At that point, we would begin the transition from fiat currency to math-based currency. Something quite spectacular to look forward to.
Can we make money from this?
Well absolutely! In my previous post, I did leave a link indicating that Bitcoins could be shorted.
Currently, Bitcoins are floating around the mid-70s (USD) per Bitcoin. There seems to a resistance at $69 a coin, but it is yet to be determined if this is rock-bottom price. Regardless, now that the bubble has popped, wise and big investors should be considering whether or not to invest into Bitcoins at a relatively low price. The same applies for Litecoins, once the price stabilizes.
As for Ripple, The Economist makes an important point (emphasis is me):
OpenCoin is expected to start handing out Ripples to the public in May. It has created 100 billion, a number it promises never to increase. To give the new currency momentum, OpenCoin plans eventually to give away 75% of the supply. Existing Bitcoin users can already claim free Ripples and eventually anyone opening an OpenCoin account will also receive some.

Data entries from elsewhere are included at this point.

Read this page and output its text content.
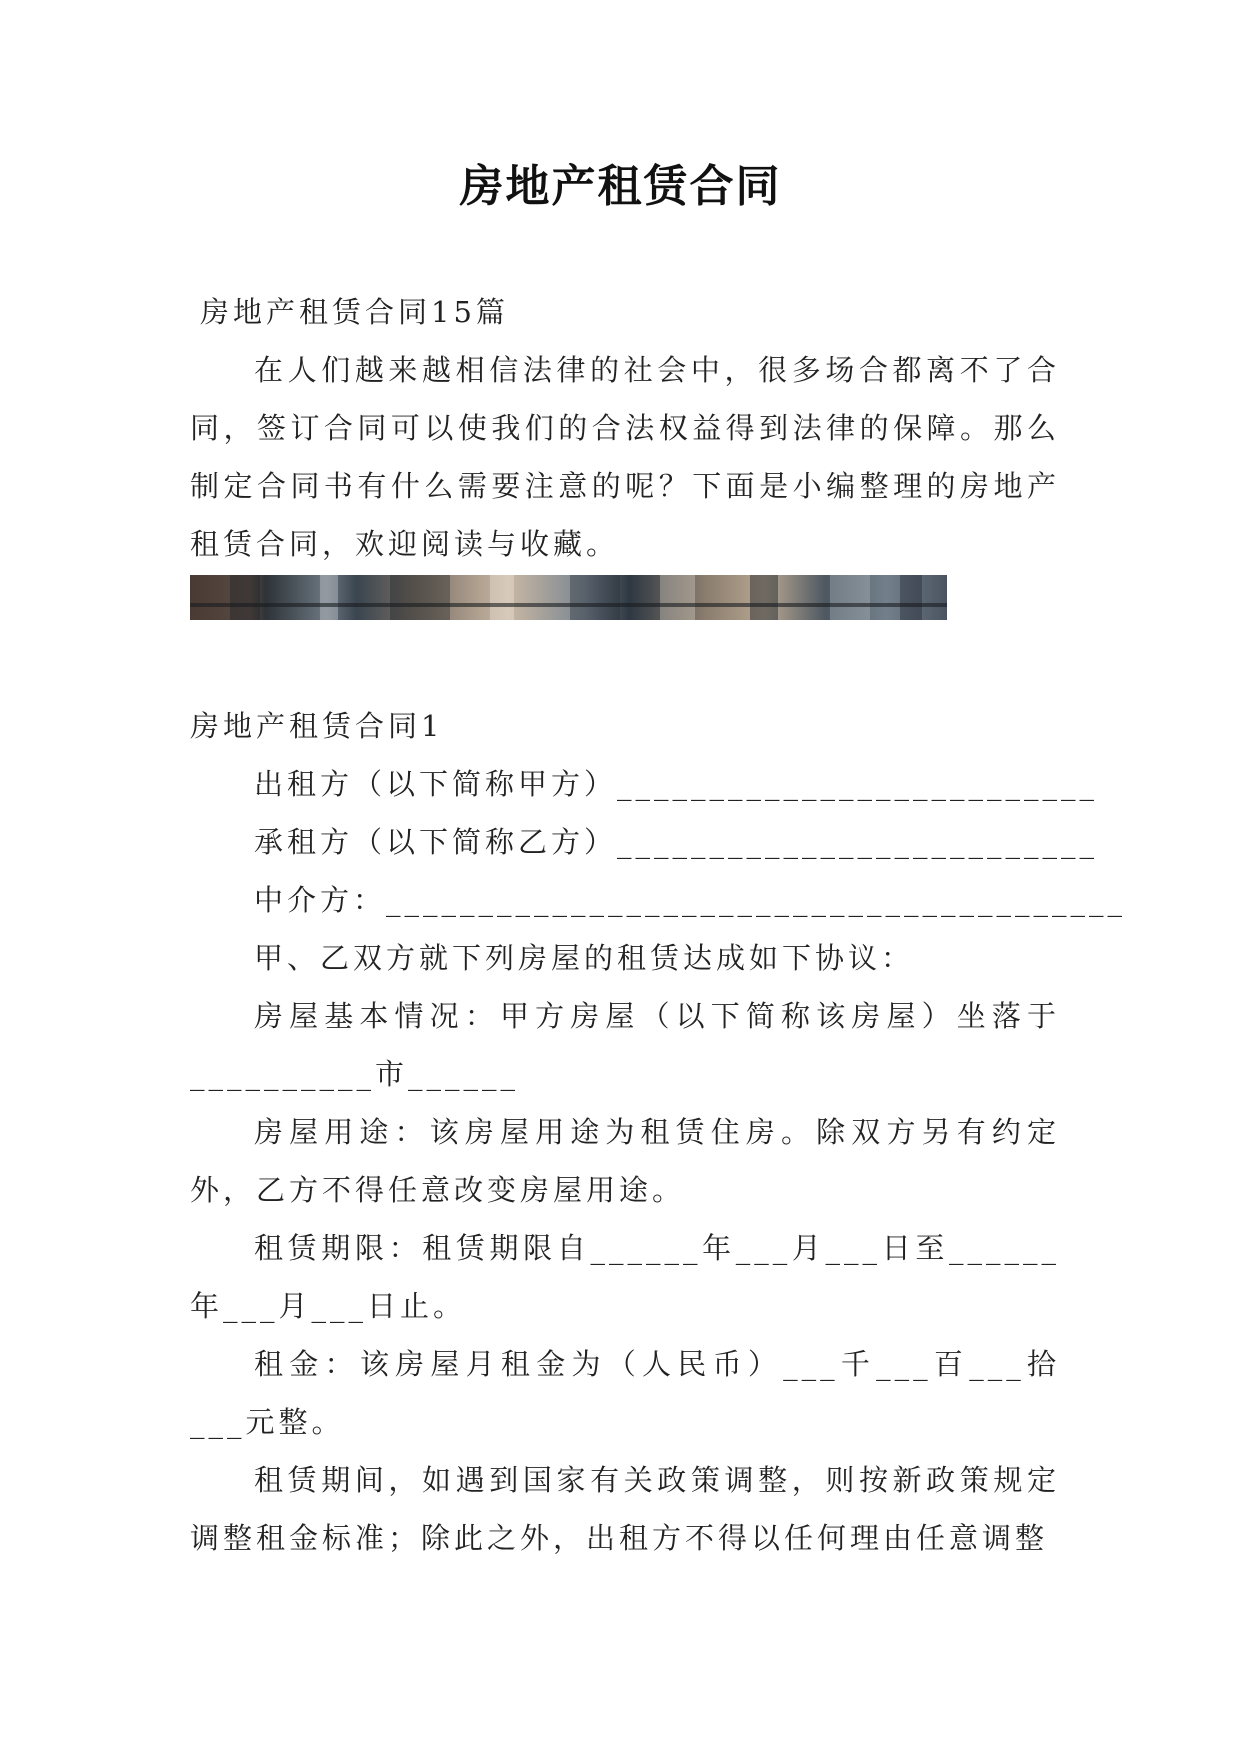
房地产租赁合同
房地产租赁合同15篇
在人们越来越相信法律的社会中，很多场合都离不了合同，签订合同可以使我们的合法权益得到法律的保障。那么制定合同书有什么需要注意的呢？下面是小编整理的房地产租赁合同，欢迎阅读与收藏。
房地产租赁合同1
出租方（以下简称甲方）__________________________
承租方（以下简称乙方）__________________________
中介方：________________________________________
甲、乙双方就下列房屋的租赁达成如下协议：
房屋基本情况：甲方房屋（以下简称该房屋）坐落于__________市______
房屋用途：该房屋用途为租赁住房。除双方另有约定外，乙方不得任意改变房屋用途。
租赁期限：租赁期限自______年___月___日至______年___月___日止。
租金：该房屋月租金为（人民币）___千___百___拾___元整。
租赁期间，如遇到国家有关政策调整，则按新政策规定调整租金标准；除此之外，出租方不得以任何理由任意调整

The 25% retained by OpenCoin will give it a huge incentive to make sure that the Ripple is strong: the higher its value, the bigger the reward for OpenCoin’s investors when the firm cashes out. On April 10th several blue-chip venture-capital firms, including the ultra-hip Andreessen Horowitz, announced that they had invested in OpenCoin.
In short: plenty of opportunity exists, even though Bitcoin has just crashed. In the words of legendary investor Warren Buffett:
Be earful when others are greedy, and be greedy when others are fearful.